4 Bleeding Complications due to Primary Diseases

The target diseases of apheresis include vasculitis (antineutrophil cytoplasm antibody associated), thrombocytopenic disorders (thrombotic thrombocytopenic purpura, systemic lupus erythematosus, or liver failure), and coagulopathies (liver failure). Hemorrhage or bleeding diathesis can be observed in such conditions.

Nafamostat mesylate should be used and the dosage itself should be made as little as possible. Simple plasma exchange with FFP supplementation should be considered as a therapeutic modality, because modalities with albumin supplementation can reduce coagulation factors by the end of the session.
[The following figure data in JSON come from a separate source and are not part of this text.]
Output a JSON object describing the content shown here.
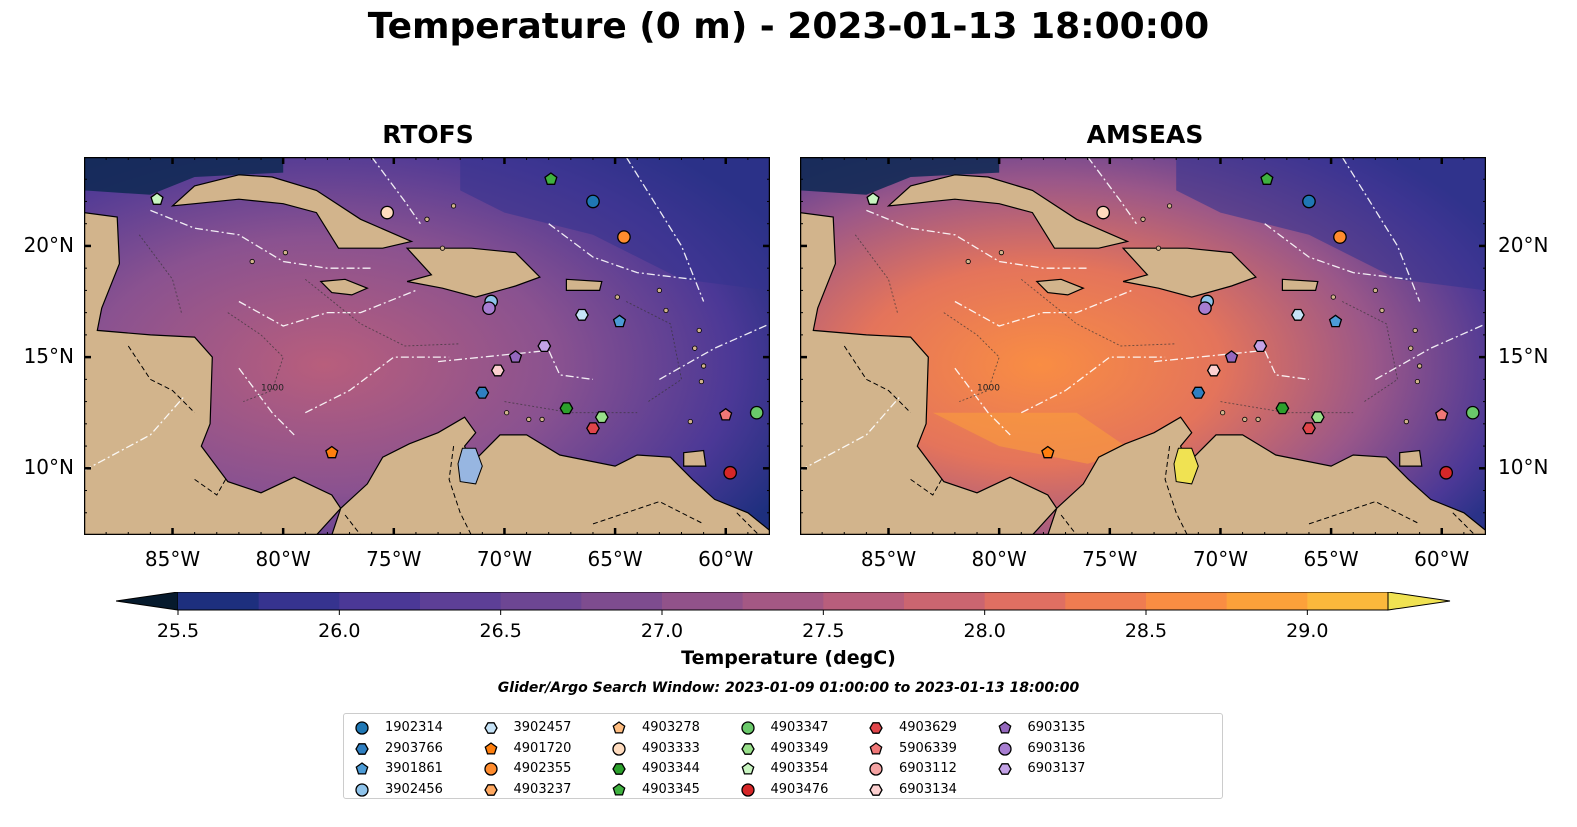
{
  "title": "Temperature (0 m) - 2023-01-13 18:00:00",
  "panels": [
    {
      "id": "rtofs",
      "title": "RTOFS"
    },
    {
      "id": "amseas",
      "title": "AMSEAS"
    }
  ],
  "map": {
    "lon_range": [
      -89,
      -58
    ],
    "lat_range": [
      7,
      24
    ],
    "x_ticks": [
      "85°W",
      "80°W",
      "75°W",
      "70°W",
      "65°W",
      "60°W"
    ],
    "y_ticks": [
      "20°N",
      "15°N",
      "10°N"
    ],
    "land_color": "#d2b48c",
    "lake_color": "#97b6e1",
    "contour_label": "1000"
  },
  "colorbar": {
    "label": "Temperature (degC)",
    "min": 25.5,
    "max": 29.0,
    "ticks": [
      "25.5",
      "26.0",
      "26.5",
      "27.0",
      "27.5",
      "28.0",
      "28.5",
      "29.0"
    ],
    "extend": "both",
    "colors": [
      "#061a2d",
      "#0b2a55",
      "#1d2f7e",
      "#36338f",
      "#4b3896",
      "#5d3f96",
      "#6d4693",
      "#7e4c8f",
      "#91528a",
      "#a45884",
      "#b85e7c",
      "#cb6570",
      "#df6f62",
      "#ef7c51",
      "#f98d43",
      "#fca13a",
      "#fbb83c",
      "#f5cd45",
      "#f0e252"
    ]
  },
  "search_window": "Glider/Argo Search Window: 2023-01-09 01:00:00 to 2023-01-13 18:00:00",
  "platforms": [
    {
      "id": "1902314",
      "shape": "circle",
      "color": "#1f77b4",
      "lon": -66,
      "lat": 22
    },
    {
      "id": "2903766",
      "shape": "hexagon",
      "color": "#2f7fc1",
      "lon": -71,
      "lat": 13.4
    },
    {
      "id": "3901861",
      "shape": "pentagon",
      "color": "#4c9bd6",
      "lon": -64.8,
      "lat": 16.6
    },
    {
      "id": "3902456",
      "shape": "circle",
      "color": "#8fc3ea",
      "lon": -70.6,
      "lat": 17.5
    },
    {
      "id": "3902457",
      "shape": "hexagon",
      "color": "#c6e3f7",
      "lon": -66.5,
      "lat": 16.9
    },
    {
      "id": "4901720",
      "shape": "pentagon",
      "color": "#ff7f0e",
      "lon": -77.8,
      "lat": 10.7
    },
    {
      "id": "4902355",
      "shape": "circle",
      "color": "#ff8c2e",
      "lon": -64.6,
      "lat": 20.4
    },
    {
      "id": "4903237",
      "shape": "hexagon",
      "color": "#ffa860",
      "lon": null,
      "lat": null
    },
    {
      "id": "4903278",
      "shape": "pentagon",
      "color": "#ffbd80",
      "lon": null,
      "lat": null
    },
    {
      "id": "4903333",
      "shape": "circle",
      "color": "#ffdcbf",
      "lon": -75.3,
      "lat": 21.5
    },
    {
      "id": "4903344",
      "shape": "hexagon",
      "color": "#2ca02c",
      "lon": -67.2,
      "lat": 12.7
    },
    {
      "id": "4903345",
      "shape": "pentagon",
      "color": "#3fb13f",
      "lon": -67.9,
      "lat": 23
    },
    {
      "id": "4903347",
      "shape": "circle",
      "color": "#6ac96a",
      "lon": -58.6,
      "lat": 12.5
    },
    {
      "id": "4903349",
      "shape": "hexagon",
      "color": "#98df8a",
      "lon": -65.6,
      "lat": 12.3
    },
    {
      "id": "4903354",
      "shape": "pentagon",
      "color": "#c8f5c0",
      "lon": -85.7,
      "lat": 22.1
    },
    {
      "id": "4903476",
      "shape": "circle",
      "color": "#d62728",
      "lon": -59.8,
      "lat": 9.8
    },
    {
      "id": "4903629",
      "shape": "hexagon",
      "color": "#e0454a",
      "lon": -66,
      "lat": 11.8
    },
    {
      "id": "5906339",
      "shape": "pentagon",
      "color": "#f07777",
      "lon": -60,
      "lat": 12.4
    },
    {
      "id": "6903112",
      "shape": "circle",
      "color": "#f5a3a3",
      "lon": null,
      "lat": null
    },
    {
      "id": "6903134",
      "shape": "hexagon",
      "color": "#fcd0d0",
      "lon": -70.3,
      "lat": 14.4
    },
    {
      "id": "6903135",
      "shape": "pentagon",
      "color": "#9467bd",
      "lon": -69.5,
      "lat": 15
    },
    {
      "id": "6903136",
      "shape": "circle",
      "color": "#a77dd1",
      "lon": -70.7,
      "lat": 17.2
    },
    {
      "id": "6903137",
      "shape": "hexagon",
      "color": "#c3a2e6",
      "lon": -68.2,
      "lat": 15.5
    }
  ]
}
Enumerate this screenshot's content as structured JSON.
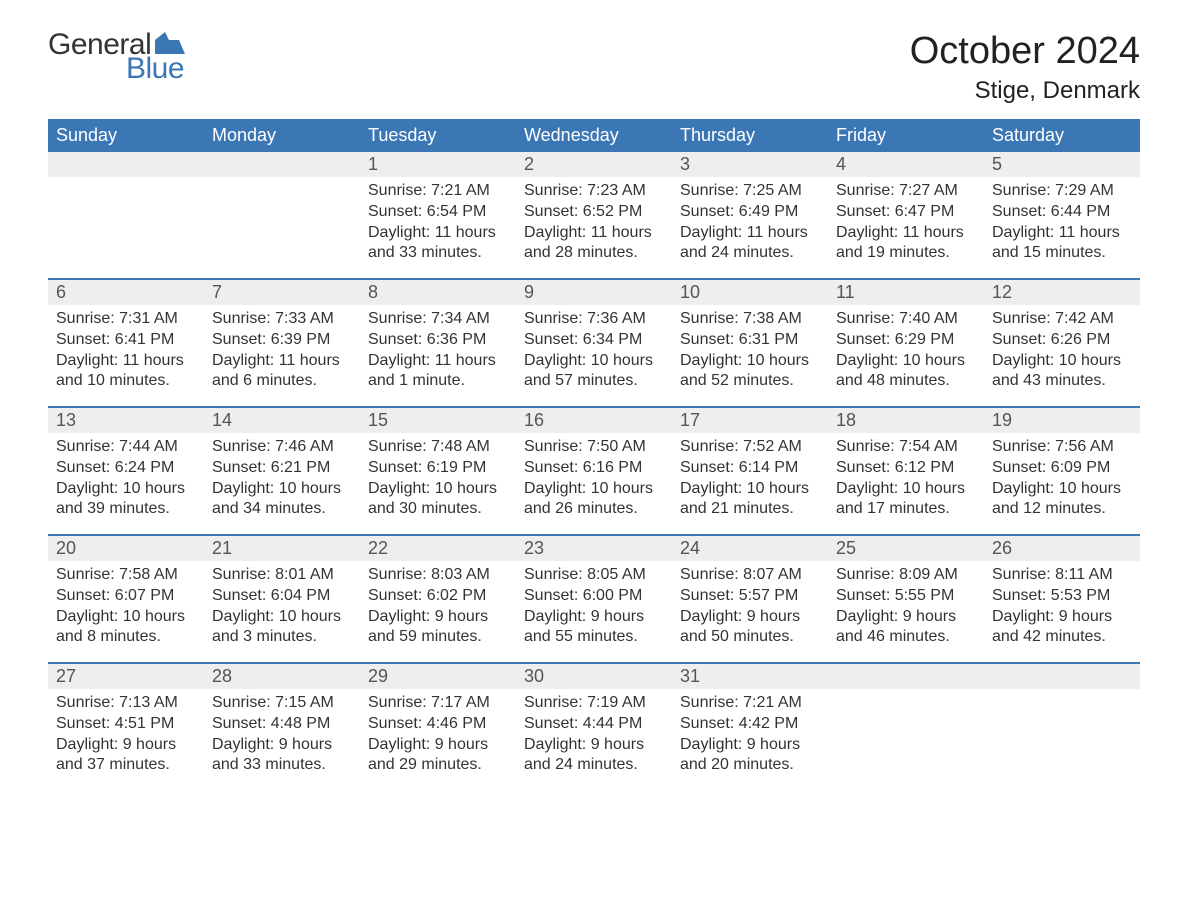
{
  "logo": {
    "word1": "General",
    "word2": "Blue",
    "flag_color": "#3b76b5"
  },
  "title": "October 2024",
  "location": "Stige, Denmark",
  "colors": {
    "header_bg": "#3b76b5",
    "header_text": "#ffffff",
    "daynum_bg": "#eeeeee",
    "row_divider": "#3b76b5",
    "body_text": "#333333",
    "page_bg": "#ffffff"
  },
  "weekdays": [
    "Sunday",
    "Monday",
    "Tuesday",
    "Wednesday",
    "Thursday",
    "Friday",
    "Saturday"
  ],
  "weeks": [
    [
      {
        "num": "",
        "sunrise": "",
        "sunset": "",
        "daylight1": "",
        "daylight2": "",
        "empty": true
      },
      {
        "num": "",
        "sunrise": "",
        "sunset": "",
        "daylight1": "",
        "daylight2": "",
        "empty": true
      },
      {
        "num": "1",
        "sunrise": "Sunrise: 7:21 AM",
        "sunset": "Sunset: 6:54 PM",
        "daylight1": "Daylight: 11 hours",
        "daylight2": "and 33 minutes."
      },
      {
        "num": "2",
        "sunrise": "Sunrise: 7:23 AM",
        "sunset": "Sunset: 6:52 PM",
        "daylight1": "Daylight: 11 hours",
        "daylight2": "and 28 minutes."
      },
      {
        "num": "3",
        "sunrise": "Sunrise: 7:25 AM",
        "sunset": "Sunset: 6:49 PM",
        "daylight1": "Daylight: 11 hours",
        "daylight2": "and 24 minutes."
      },
      {
        "num": "4",
        "sunrise": "Sunrise: 7:27 AM",
        "sunset": "Sunset: 6:47 PM",
        "daylight1": "Daylight: 11 hours",
        "daylight2": "and 19 minutes."
      },
      {
        "num": "5",
        "sunrise": "Sunrise: 7:29 AM",
        "sunset": "Sunset: 6:44 PM",
        "daylight1": "Daylight: 11 hours",
        "daylight2": "and 15 minutes."
      }
    ],
    [
      {
        "num": "6",
        "sunrise": "Sunrise: 7:31 AM",
        "sunset": "Sunset: 6:41 PM",
        "daylight1": "Daylight: 11 hours",
        "daylight2": "and 10 minutes."
      },
      {
        "num": "7",
        "sunrise": "Sunrise: 7:33 AM",
        "sunset": "Sunset: 6:39 PM",
        "daylight1": "Daylight: 11 hours",
        "daylight2": "and 6 minutes."
      },
      {
        "num": "8",
        "sunrise": "Sunrise: 7:34 AM",
        "sunset": "Sunset: 6:36 PM",
        "daylight1": "Daylight: 11 hours",
        "daylight2": "and 1 minute."
      },
      {
        "num": "9",
        "sunrise": "Sunrise: 7:36 AM",
        "sunset": "Sunset: 6:34 PM",
        "daylight1": "Daylight: 10 hours",
        "daylight2": "and 57 minutes."
      },
      {
        "num": "10",
        "sunrise": "Sunrise: 7:38 AM",
        "sunset": "Sunset: 6:31 PM",
        "daylight1": "Daylight: 10 hours",
        "daylight2": "and 52 minutes."
      },
      {
        "num": "11",
        "sunrise": "Sunrise: 7:40 AM",
        "sunset": "Sunset: 6:29 PM",
        "daylight1": "Daylight: 10 hours",
        "daylight2": "and 48 minutes."
      },
      {
        "num": "12",
        "sunrise": "Sunrise: 7:42 AM",
        "sunset": "Sunset: 6:26 PM",
        "daylight1": "Daylight: 10 hours",
        "daylight2": "and 43 minutes."
      }
    ],
    [
      {
        "num": "13",
        "sunrise": "Sunrise: 7:44 AM",
        "sunset": "Sunset: 6:24 PM",
        "daylight1": "Daylight: 10 hours",
        "daylight2": "and 39 minutes."
      },
      {
        "num": "14",
        "sunrise": "Sunrise: 7:46 AM",
        "sunset": "Sunset: 6:21 PM",
        "daylight1": "Daylight: 10 hours",
        "daylight2": "and 34 minutes."
      },
      {
        "num": "15",
        "sunrise": "Sunrise: 7:48 AM",
        "sunset": "Sunset: 6:19 PM",
        "daylight1": "Daylight: 10 hours",
        "daylight2": "and 30 minutes."
      },
      {
        "num": "16",
        "sunrise": "Sunrise: 7:50 AM",
        "sunset": "Sunset: 6:16 PM",
        "daylight1": "Daylight: 10 hours",
        "daylight2": "and 26 minutes."
      },
      {
        "num": "17",
        "sunrise": "Sunrise: 7:52 AM",
        "sunset": "Sunset: 6:14 PM",
        "daylight1": "Daylight: 10 hours",
        "daylight2": "and 21 minutes."
      },
      {
        "num": "18",
        "sunrise": "Sunrise: 7:54 AM",
        "sunset": "Sunset: 6:12 PM",
        "daylight1": "Daylight: 10 hours",
        "daylight2": "and 17 minutes."
      },
      {
        "num": "19",
        "sunrise": "Sunrise: 7:56 AM",
        "sunset": "Sunset: 6:09 PM",
        "daylight1": "Daylight: 10 hours",
        "daylight2": "and 12 minutes."
      }
    ],
    [
      {
        "num": "20",
        "sunrise": "Sunrise: 7:58 AM",
        "sunset": "Sunset: 6:07 PM",
        "daylight1": "Daylight: 10 hours",
        "daylight2": "and 8 minutes."
      },
      {
        "num": "21",
        "sunrise": "Sunrise: 8:01 AM",
        "sunset": "Sunset: 6:04 PM",
        "daylight1": "Daylight: 10 hours",
        "daylight2": "and 3 minutes."
      },
      {
        "num": "22",
        "sunrise": "Sunrise: 8:03 AM",
        "sunset": "Sunset: 6:02 PM",
        "daylight1": "Daylight: 9 hours",
        "daylight2": "and 59 minutes."
      },
      {
        "num": "23",
        "sunrise": "Sunrise: 8:05 AM",
        "sunset": "Sunset: 6:00 PM",
        "daylight1": "Daylight: 9 hours",
        "daylight2": "and 55 minutes."
      },
      {
        "num": "24",
        "sunrise": "Sunrise: 8:07 AM",
        "sunset": "Sunset: 5:57 PM",
        "daylight1": "Daylight: 9 hours",
        "daylight2": "and 50 minutes."
      },
      {
        "num": "25",
        "sunrise": "Sunrise: 8:09 AM",
        "sunset": "Sunset: 5:55 PM",
        "daylight1": "Daylight: 9 hours",
        "daylight2": "and 46 minutes."
      },
      {
        "num": "26",
        "sunrise": "Sunrise: 8:11 AM",
        "sunset": "Sunset: 5:53 PM",
        "daylight1": "Daylight: 9 hours",
        "daylight2": "and 42 minutes."
      }
    ],
    [
      {
        "num": "27",
        "sunrise": "Sunrise: 7:13 AM",
        "sunset": "Sunset: 4:51 PM",
        "daylight1": "Daylight: 9 hours",
        "daylight2": "and 37 minutes."
      },
      {
        "num": "28",
        "sunrise": "Sunrise: 7:15 AM",
        "sunset": "Sunset: 4:48 PM",
        "daylight1": "Daylight: 9 hours",
        "daylight2": "and 33 minutes."
      },
      {
        "num": "29",
        "sunrise": "Sunrise: 7:17 AM",
        "sunset": "Sunset: 4:46 PM",
        "daylight1": "Daylight: 9 hours",
        "daylight2": "and 29 minutes."
      },
      {
        "num": "30",
        "sunrise": "Sunrise: 7:19 AM",
        "sunset": "Sunset: 4:44 PM",
        "daylight1": "Daylight: 9 hours",
        "daylight2": "and 24 minutes."
      },
      {
        "num": "31",
        "sunrise": "Sunrise: 7:21 AM",
        "sunset": "Sunset: 4:42 PM",
        "daylight1": "Daylight: 9 hours",
        "daylight2": "and 20 minutes."
      },
      {
        "num": "",
        "sunrise": "",
        "sunset": "",
        "daylight1": "",
        "daylight2": "",
        "empty": true
      },
      {
        "num": "",
        "sunrise": "",
        "sunset": "",
        "daylight1": "",
        "daylight2": "",
        "empty": true
      }
    ]
  ]
}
FFP or platelet infusion might be considered according to laboratory test results, before placing vascular access, especially for patients requiring central venous access.

Note: Reduction of FXIII Levels During Apheresis Therapies

FXIII makes cross bridges between fibrin molecules and tightens the clot that forms as a result of the coagulation cascade. A profound decrease to less than 5 % of normal values often causes fatal bleeding. Even a modest decrease causes postoperative bleeding and prolongation of wound healing. FXIII is not a member of the coagulation cascade, and does not affect coagulation time or bleeding time. Therefore direct measurement of either the antigen or its activity is necessary to monitor its decrease.

A decrease of FXIII to 10–20% of normal values is often observed during a DFPP course [4]. If major bleeding occurs under such conditions, a further reduction due to bleeding can result in a vicious cycle that can sometimes be fatal [9].